POLICIAIS

Mãe de Henry Borel passa mal em presídio e é internada
Monique Medeiros foi diagnosticada com infecção urinária e deve ficar internada por três dias ao Hospital Penal Hamilton Agostinho.


Reprodução

Mãe do menino Henry Borel, a professora Monique Medeiros foi encaminhada para atendimento médico na madrugada desta segunda-feira, 12. Ela sentiu dores abdominais após urinar e foi diagnosticada com uma infecção urinária. De acordo com o G1, a informação foi confirmada pela Secretaria Estadual de Administração Penitenciária do Rio de Janeiro (Seap).

 
Monique está presa no Instituto Penal Ismael Sirieiro, em Niterói, na Região Metropolitana, desde quinta-feira, 8. Ela foi encaminhada ao Hospital Penal Hamilton Agostinho, dentro do próprio Complexo Penitenciário de Gericinó.

A previsão é de que Monique siga internada por pelo menos três dias no local para acompanhamento e para receber a medicação recomendada.

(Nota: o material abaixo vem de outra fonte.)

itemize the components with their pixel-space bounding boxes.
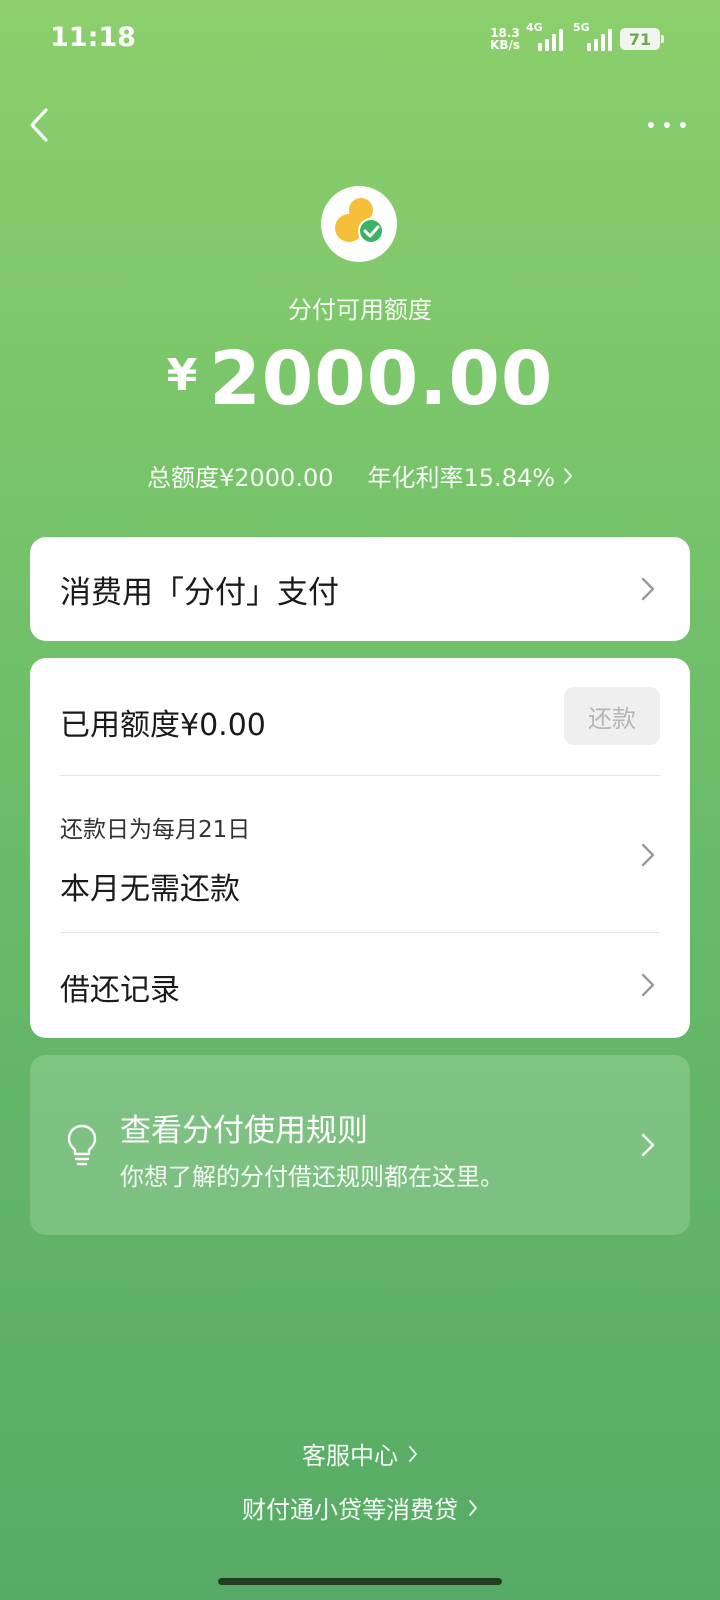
battery-level: 71 [628,29,652,49]
battery-icon: 71 [620,28,664,50]
fenfu-logo [321,186,397,262]
chevron-left-icon [30,108,48,142]
net-speed-unit: KB/s [490,38,520,52]
limit-info: 总额度¥2000.00 年化利率15.84% [0,458,720,493]
rules-description: 你想了解的分付借还规则都在这里。 [120,1163,504,1191]
more-dots-icon [648,122,654,128]
back-button[interactable] [20,100,64,150]
due-date: 还款日为每月21日 [60,817,251,843]
chevron-right-icon [409,1445,417,1462]
due-status: 本月无需还款 [60,872,240,907]
limit-details-card: 已用额度¥0.00 还款 还款日为每月21日 本月无需还款 借还记录 [30,658,690,1038]
customer-service-link[interactable]: 客服中心 [0,1436,720,1471]
chevron-right-icon [641,843,655,867]
chevron-right-icon [641,1133,655,1157]
used-amount: 已用额度¥0.00 [60,708,266,743]
signal-4g-label: 4G [526,21,543,34]
repayment-info-row[interactable]: 还款日为每月21日 本月无需还款 [30,776,690,932]
currency-symbol: ¥ [166,350,198,401]
chevron-right-icon [469,1499,477,1516]
pay-with-fenfu-label: 消费用「分付」支付 [60,575,339,611]
signal-4g-icon: 4G [526,21,563,51]
home-indicator[interactable] [218,1578,502,1585]
status-icons: 18.3 KB/s 4G 5G 71 [490,21,664,56]
signal-5g-label: 5G [573,21,590,34]
borrow-repay-records-row[interactable]: 借还记录 [30,933,690,1038]
records-label: 借还记录 [60,973,180,1008]
signal-5g-icon: 5G [573,21,612,51]
annual-rate-link[interactable]: 年化利率15.84% [368,458,574,493]
more-button[interactable] [642,108,692,142]
total-limit: 总额度¥2000.00 [146,464,334,492]
amount-value: 2000.00 [209,336,554,422]
rules-title: 查看分付使用规则 [120,1113,368,1149]
annual-rate-text: 年化利率15.84% [367,464,556,492]
available-amount: ¥2000.00 [0,336,720,422]
lightbulb-icon [67,1124,97,1166]
usage-rules-card[interactable]: 查看分付使用规则 你想了解的分付借还规则都在这里。 [30,1055,690,1235]
chevron-right-icon [641,577,655,601]
net-speed: 18.3 KB/s [490,27,520,51]
lenders-label: 财付通小贷等消费贷 [242,1496,458,1524]
fenfu-logo-icon [335,198,384,244]
lenders-link[interactable]: 财付通小贷等消费贷 [0,1490,720,1525]
chevron-right-icon [564,467,572,484]
customer-service-label: 客服中心 [302,1442,398,1470]
pay-with-fenfu-row[interactable]: 消费用「分付」支付 [30,537,690,641]
available-limit-label: 分付可用额度 [288,296,432,324]
repay-button[interactable]: 还款 [564,687,660,745]
chevron-right-icon [641,973,655,997]
status-time: 11:18 [50,22,136,53]
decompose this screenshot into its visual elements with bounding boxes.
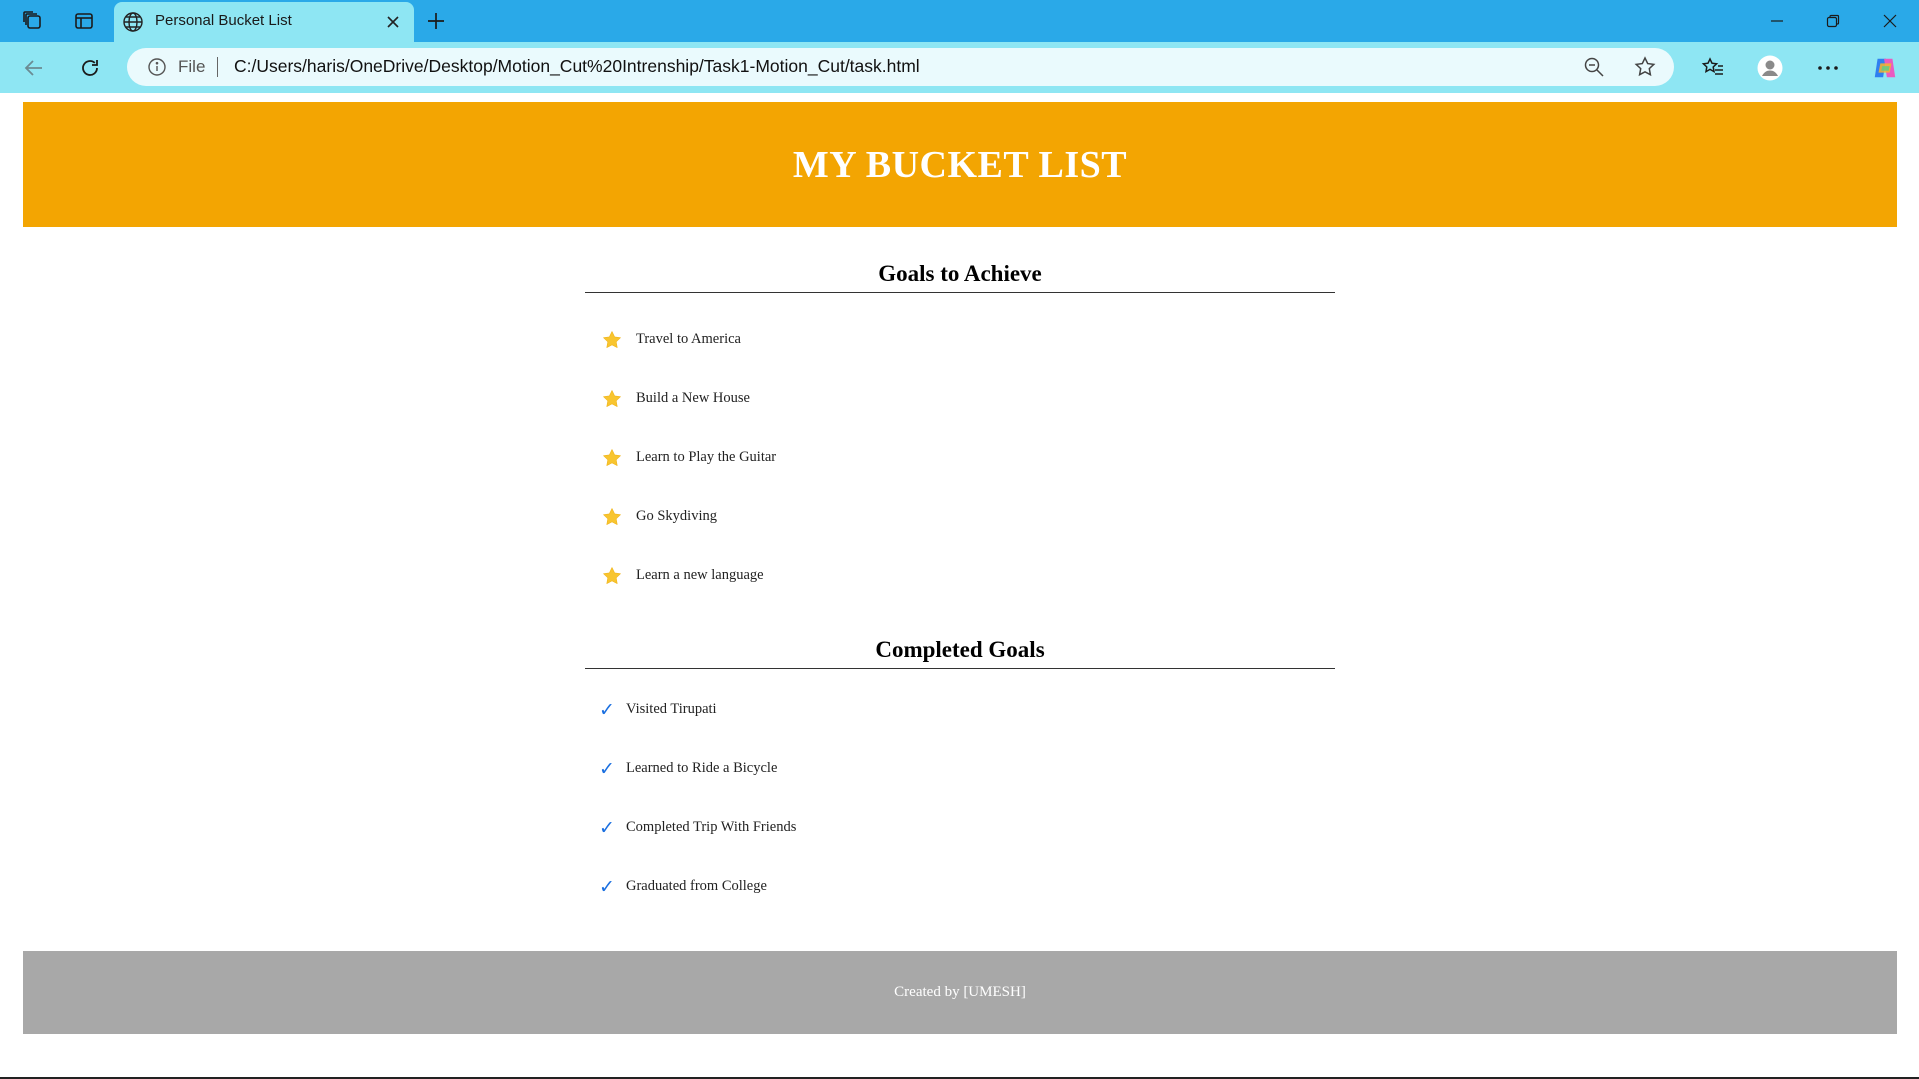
goal-label: Learn a new language <box>636 567 764 583</box>
goal-label: Go Skydiving <box>636 508 717 524</box>
refresh-button[interactable] <box>72 50 108 86</box>
list-item: Learn to Play the Guitar <box>585 428 1335 487</box>
tab-title: Personal Bucket List <box>155 12 292 29</box>
page-footer: Created by [UMESH] <box>23 951 1897 1034</box>
workspaces-icon[interactable] <box>16 5 50 37</box>
address-bar[interactable]: File C:/Users/haris/OneDrive/Desktop/Mot… <box>127 48 1674 86</box>
goals-heading: Goals to Achieve <box>585 256 1335 293</box>
checkmark-icon: ✓ <box>599 875 615 898</box>
list-item: ✓ Completed Trip With Friends <box>585 798 1335 857</box>
favorite-star-icon[interactable] <box>1633 55 1657 79</box>
tab-actions-icon[interactable] <box>67 5 101 37</box>
list-item: ✓ Visited Tirupati <box>585 680 1335 739</box>
globe-icon <box>122 11 144 33</box>
completed-heading: Completed Goals <box>585 632 1335 669</box>
footer-credit: Created by [UMESH] <box>894 984 1026 1000</box>
restore-button[interactable] <box>1810 6 1856 36</box>
goal-label: Build a New House <box>636 390 750 406</box>
back-button[interactable] <box>16 50 52 86</box>
page-title: MY BUCKET LIST <box>792 143 1128 186</box>
star-icon <box>603 389 621 407</box>
more-options-icon[interactable] <box>1815 55 1841 81</box>
copilot-icon[interactable] <box>1872 55 1898 81</box>
favorites-icon[interactable] <box>1700 55 1726 81</box>
browser-toolbar: File C:/Users/haris/OneDrive/Desktop/Mot… <box>0 42 1919 93</box>
goals-section: Goals to Achieve Travel to America Build… <box>585 256 1335 605</box>
list-item: Learn a new language <box>585 546 1335 605</box>
info-icon[interactable] <box>147 57 167 77</box>
address-separator <box>217 57 218 77</box>
close-window-button[interactable] <box>1867 6 1913 36</box>
completed-label: Graduated from College <box>626 878 767 894</box>
list-item: Travel to America <box>585 310 1335 369</box>
checkmark-icon: ✓ <box>599 816 615 839</box>
checkmark-icon: ✓ <box>599 757 615 780</box>
list-item: ✓ Learned to Ride a Bicycle <box>585 739 1335 798</box>
list-item: ✓ Graduated from College <box>585 857 1335 916</box>
star-icon <box>603 507 621 525</box>
page-header: MY BUCKET LIST <box>23 102 1897 227</box>
close-tab-icon[interactable] <box>382 11 404 33</box>
list-item: Build a New House <box>585 369 1335 428</box>
completed-label: Completed Trip With Friends <box>626 819 797 835</box>
completed-label: Learned to Ride a Bicycle <box>626 760 778 776</box>
completed-list: ✓ Visited Tirupati ✓ Learned to Ride a B… <box>585 680 1335 916</box>
zoom-out-icon[interactable] <box>1583 56 1605 78</box>
checkmark-icon: ✓ <box>599 698 615 721</box>
tab-personal-bucket-list[interactable]: Personal Bucket List <box>114 2 414 42</box>
goal-label: Travel to America <box>636 331 741 347</box>
completed-label: Visited Tirupati <box>626 701 717 717</box>
goals-list: Travel to America Build a New House Lear… <box>585 310 1335 605</box>
profile-avatar-icon[interactable] <box>1757 55 1783 81</box>
star-icon <box>603 448 621 466</box>
star-icon <box>603 330 621 348</box>
url-text[interactable]: C:/Users/haris/OneDrive/Desktop/Motion_C… <box>234 56 920 77</box>
browser-tab-bar: Personal Bucket List <box>0 0 1919 42</box>
completed-section: Completed Goals ✓ Visited Tirupati ✓ Lea… <box>585 632 1335 916</box>
star-icon <box>603 566 621 584</box>
minimize-button[interactable] <box>1754 6 1800 36</box>
address-scheme: File <box>178 57 206 76</box>
goal-label: Learn to Play the Guitar <box>636 449 777 465</box>
list-item: Go Skydiving <box>585 487 1335 546</box>
new-tab-button[interactable] <box>422 7 450 35</box>
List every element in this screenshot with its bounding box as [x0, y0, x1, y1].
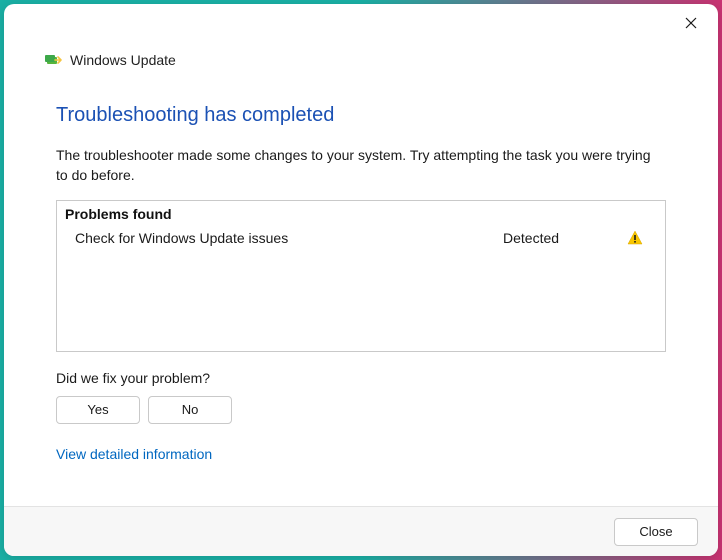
feedback-buttons: Yes No [56, 396, 666, 424]
page-heading: Troubleshooting has completed [56, 104, 666, 127]
view-detailed-link-label: View detailed information [56, 446, 212, 462]
close-button[interactable]: Close [614, 518, 698, 546]
header-title: Windows Update [70, 52, 176, 68]
problems-box: Problems found Check for Windows Update … [56, 200, 666, 352]
problem-row: Check for Windows Update issues Detected [57, 226, 665, 250]
feedback-prompt: Did we fix your problem? [56, 370, 666, 386]
troubleshooter-window: Windows Update Troubleshooting has compl… [4, 4, 718, 556]
problem-status: Detected [503, 230, 623, 246]
problem-label: Check for Windows Update issues [75, 230, 503, 246]
content-area: Troubleshooting has completed The troubl… [4, 68, 718, 506]
yes-button[interactable]: Yes [56, 396, 140, 424]
footer: Close [4, 506, 718, 556]
yes-button-label: Yes [87, 402, 108, 417]
page-subtext: The troubleshooter made some changes to … [56, 145, 666, 186]
no-button-label: No [182, 402, 199, 417]
window-close-button[interactable] [676, 10, 706, 36]
close-icon [685, 17, 697, 29]
view-detailed-link[interactable]: View detailed information [56, 446, 666, 462]
no-button[interactable]: No [148, 396, 232, 424]
titlebar [4, 4, 718, 42]
close-button-label: Close [639, 524, 672, 539]
problems-header: Problems found [57, 201, 665, 226]
warning-icon [623, 230, 643, 246]
header-row: Windows Update [4, 52, 718, 68]
windows-update-icon [44, 53, 62, 67]
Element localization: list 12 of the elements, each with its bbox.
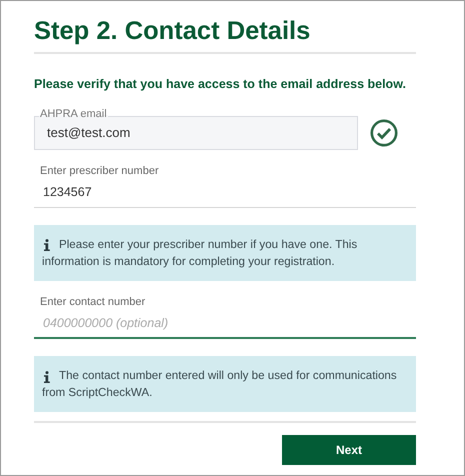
info-icon <box>43 239 51 252</box>
field-label: Enter contact number <box>40 294 146 308</box>
info-message: Please enter your prescriber number if you have one. This information is mandatory for completing your registration. <box>34 224 416 280</box>
email-field[interactable]: test@test.com <box>34 116 358 150</box>
input-field[interactable]: 0400000000 (optional) <box>34 312 416 340</box>
field-label: Enter prescriber number <box>40 164 159 178</box>
info-icon <box>43 371 51 384</box>
info-message: The contact number entered will only be used for communications from ScriptCheckWA. <box>34 356 416 412</box>
next-button[interactable]: Next <box>282 435 416 466</box>
page-title: Step 2. Contact Details <box>34 16 312 47</box>
instruction-text: Please verify that you have access to the email address below. <box>34 76 407 93</box>
input-field[interactable]: 1234567 <box>34 182 416 208</box>
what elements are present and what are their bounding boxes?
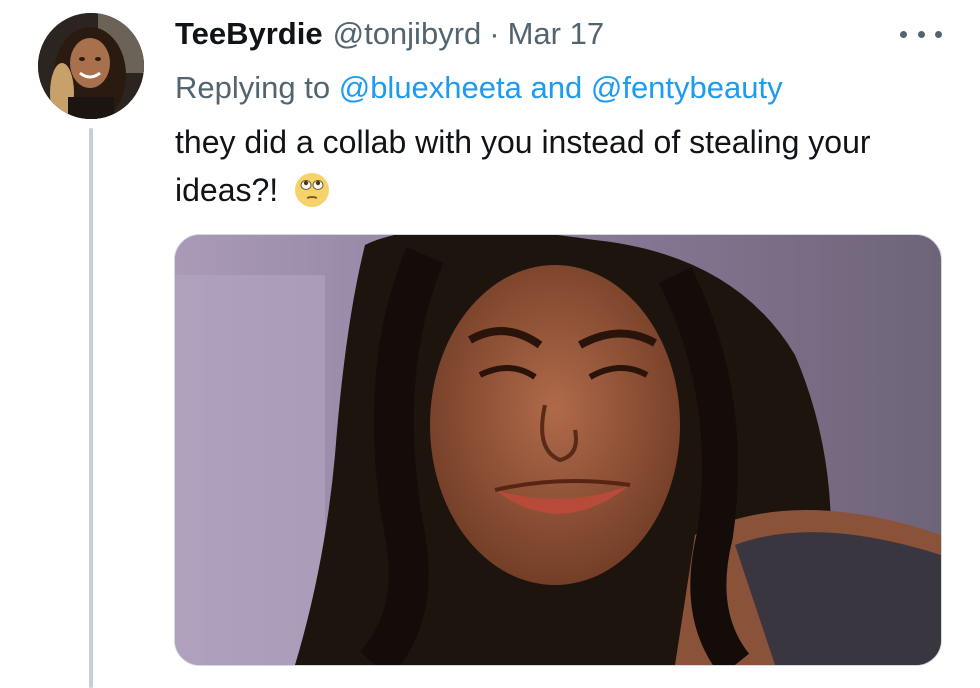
tweet[interactable]: TeeByrdie @tonjibyrd · Mar 17 Replying t… <box>0 0 980 688</box>
replying-to-line: Replying to @bluexheeta and @fentybeauty <box>175 68 783 108</box>
tweet-body: they did a collab with you instead of st… <box>175 124 871 208</box>
tweet-date[interactable]: Mar 17 <box>508 14 604 54</box>
tweet-media-photo[interactable] <box>174 234 942 666</box>
tweet-header: TeeByrdie @tonjibyrd · Mar 17 <box>175 14 604 54</box>
reply-mention-bluexheeta[interactable]: @bluexheeta <box>339 70 522 105</box>
avatar[interactable] <box>38 13 144 119</box>
tweet-text: they did a collab with you instead of st… <box>175 118 955 214</box>
separator-dot: · <box>489 16 500 51</box>
crying-woman-photo <box>175 235 941 665</box>
display-name[interactable]: TeeByrdie <box>175 14 323 54</box>
more-options-icon[interactable] <box>900 22 942 46</box>
face-with-rolling-eyes-emoji <box>293 171 331 209</box>
more-dot <box>935 30 942 38</box>
more-dot <box>900 30 907 38</box>
reply-conjunction: and <box>530 70 583 105</box>
user-handle[interactable]: @tonjibyrd <box>333 14 482 54</box>
avatar-image <box>38 13 144 119</box>
reply-mention-fentybeauty[interactable]: @fentybeauty <box>591 70 783 105</box>
more-dot <box>917 30 925 38</box>
thread-connector-line <box>89 128 93 688</box>
replying-prefix: Replying to <box>175 70 331 105</box>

Na quinta-feira, 8, o vereador carioca Dr. Jairinho (sem partido), padrasto da criança, e Monique foram presos por suspeita de homicídio duplamente qualificado – com emprego de tortura e sem chance de defesa para a vítima. Eles também são suspeitos de atrapalharem as investigações e ameaçarem testemunhas para combinar versões.



Relembre o Caso Henry

- Henry foi levado ao hospital na madrugada de 8 de março. Ele estava no apartamento em que Monique, mãe do garoto, vivia com Dr. Jairinho;

- Os dois alegaram que o menino sofreu um acidente, ao cair da cama, e que o encontraram "desacordado e com os olhos revirados e sem respirar";

- Dr. Jairinho pressionou o hospital para liberar o corpo sem que fosse para perícia no IML;

- No dia seguinte ao enterro do filho, Monique, a mãe da criança, passou a tarde no salão de beleza de um shopping na Barra da Tijuca;

- Os laudos da necropsia de Henry e da reconstituição no apartamento do casal afastam a hipótese de acidente;

 
- O documento informa que a causa da morte foi hemorragia interna e laceração hepática [no fígado] causada por uma ação contundente [violenta];

- Embora o inquérito ainda não tenha sido concluído, a polícia acredita que Henry foi assassinado;

- A polícia diz que, semanas antes de ser morto, Henry passou por pelo menos uma sessão de tortura com chutes e tapas cometidos por Jairinho. A mãe, Monique, sabia do ocorrido;

- 17 testemunhas foram ouvidas no inquérito que apura o caso. Prestaram depoimento familiares, vizinhos e funcionários do casal;

- Em depoimento, uma ex-namorada de Jairinho relatou que ela e a filha sofreram agressões por parte do vereador;

- Os celulares e laptops dos dois (do vereador e da professora) e de Leniel Borel, pai do garoto, foram apreendidos e passam por perícias;

- Nesta quinta, 8 de abril, Dr. Jairinho e Monique foram presos temporariamente, suspeitos de tentar atrapalhar as investigações;

- Mensagens entre babá e mãe comprovam que Monique sabia das agressões pelo menos desde 12 de fevereiro;

- Seis dias depois de saber das agressões pela babá, Monique relatou à prima pediatra que Henry chegava a vomitar e tremer quando via Jairinho;

- Laudo dos peritos descarta queda acidental e encontra 23 lesões no corpo do menino.